THERE WAS a touch of the lion’s den about Michael O’Leary’s appearance at the Irish travel agents’ annual shindig in Dublin yesterday, although the Ryanair chief executive was way more Goliath than David – and the poor tour operators were like lambs to the slaughter.
No one was safe from his invective. The Government, the Dublin Airport Authority, “a nutty judge” in Spain, unions and golfers all got it in the neck over the course of his 45-minute “travel clinic”. Even transition year students were, for reasons best known to himself, “the greatest scourge known to man”.
First, there were the hapless travel agents who invited him to their Holiday World at the RDS. “Don’t waste your time with tour operators and travel agents. Book your flights with us and your accommodation independently and you will save money,” he started. Cue nervous laughter from the tour operators and travel agents who made up most of the 250-strong audience.
Next was another of his pet peeves. “The stupid Government still hasn’t seen the error of their way and got rid of the egregious airport tax,” he said, unimpressed with the announcement in the Budget that the tax was to fall from €10 to €3. It needed to be scrapped altogether, he said, as “the weather is not good enough and there’s not enough to do” in Ireland to support it.
He paused to inform the crowd he would give free flights for the most insulting question, the most fawning question and the question from the prettiest woman. “If I was working for Sky, I’d probably be sacked for saying that,” he said, before stating people don’t get fired for sexism at Ryanair.
As a tour operator who brings golfers into Ireland criticised the airline for the charges it imposes on his clients to carry checked-in bags, guitars and clubs, O’Leary checked his phone for messages and dismissed the criticism with a withering one-liner. “Maybe if you’re a guitar-playing golfer on the doss, you’re not my market. I don’t give a sh**e.”

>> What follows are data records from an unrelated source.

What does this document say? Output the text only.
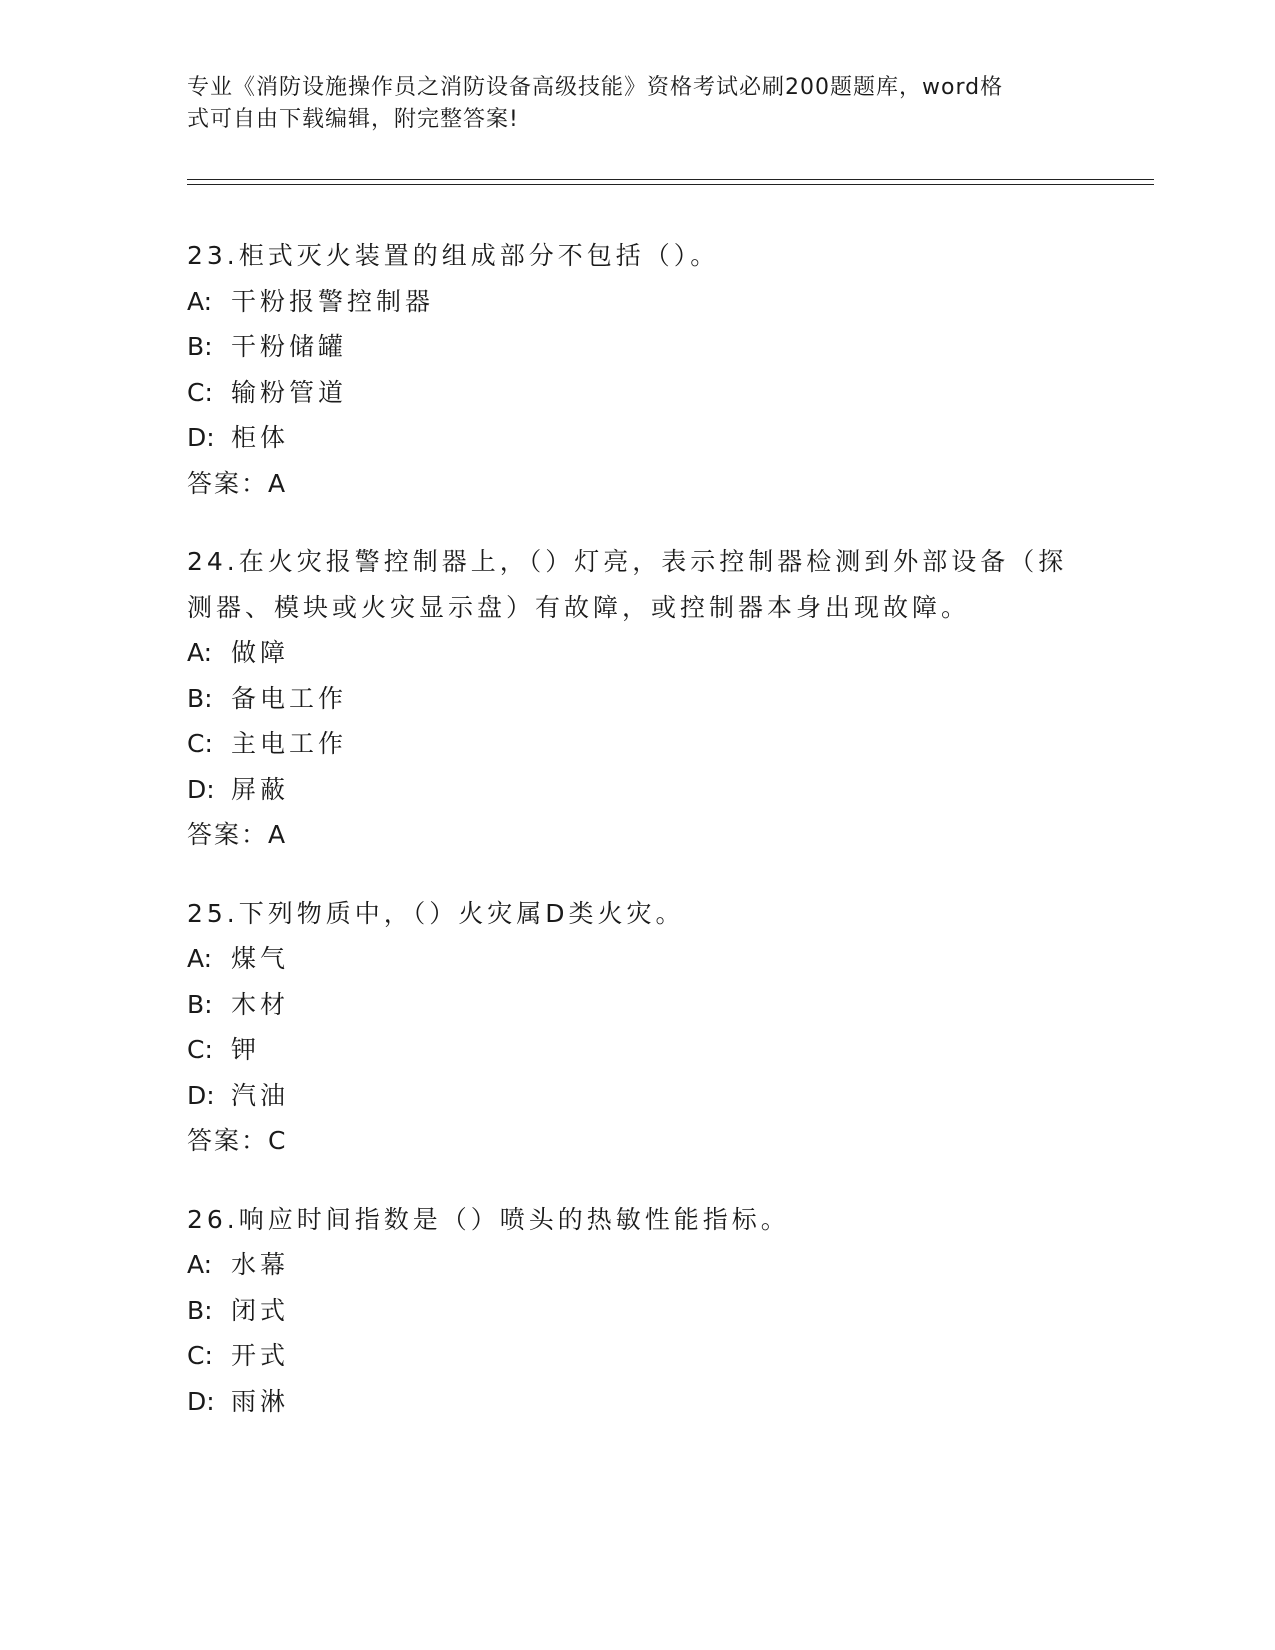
专业《消防设施操作员之消防设备高级技能》资格考试必刷200题题库，word格
式可自由下载编辑，附完整答案!
23.柜式灭火装置的组成部分不包括（）。
A: 干粉报警控制器
B: 干粉储罐
C: 输粉管道
D: 柜体
答案：A
24.在火灾报警控制器上，（）灯亮，表示控制器检测到外部设备（探
测器、模块或火灾显示盘）有故障，或控制器本身出现故障。
A: 做障
B: 备电工作
C: 主电工作
D: 屏蔽
答案：A
25.下列物质中，（）火灾属D类火灾。
A: 煤气
B: 木材
C: 钾
D: 汽油
答案：C
26.响应时间指数是（）喷头的热敏性能指标。
A: 水幕
B: 闭式
C: 开式
D: 雨淋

A woman with a fur coat which, in O’Leary’s eyes marked her out as an Aer Lingus customer, launched a sustained attack on Ryanair’s baggage charges. She said she weighed her luggage before departing for airports and were always under 15kg – the maximum Ryanair allows for checked-in bags before excess charges kicked in. Her bags always seemed to gain weight by the time she got to the Ryanair check-in desk and she was always penalised, she said. He wasn’t bothered. His scales were perfect and independently verified.
He was asked whether Ryanair “incentivises” its check-in staff to hit people with excess baggage charges? “No,” he said, before pausing. “They do get a share of revenues to make sure they implement our policies,” he said, adding this could not be considered an incentive.
On the Department of Transport – or, in O’Leary-speak, “useless pudding head bureaucrats” – you could almost see steam coming from his ears. “I’d like to go down there in a tank and blow it up.” The only thing that got his back up more than the Department of Transport was the Dublin Airport Authority – “Evil empires always fail, so the DAA is doomed to fail, as is Fianna Fáil.”
On more serious stuff, he adopted a slightly more sober approach. He said he was “very supportive” of Aer Lingus management in its current dispute with cabin crew, accusing their union Impact of trying to “disrupt” an agreement reached with management last year. “They voted in favour of it. They should implement it. I hope Aer Lingus holds the line and I hope the cabin crew see sense. They are very well paid – are not overworked.”
He warned if the dispute was not resolved Aer Lingus would “go down the tubes and there will be a lot of jobs lost”.
The “travel clinic” then turned to politics. Would he like a ministerial portfolio? “No. I am proud to be Irish but I am far more proud of running Ryanair. It is a much more interesting job than becoming a politician. I don’t have the patience for it.” As for our economic woes? “We elected these numpties three times in a row and we should take some responsibility for the situation.”
It ended with loud applause and a scrum – as tour operators and travel agents showed themselves more pussycats than lions and fought to have a picture taken with their bête noire.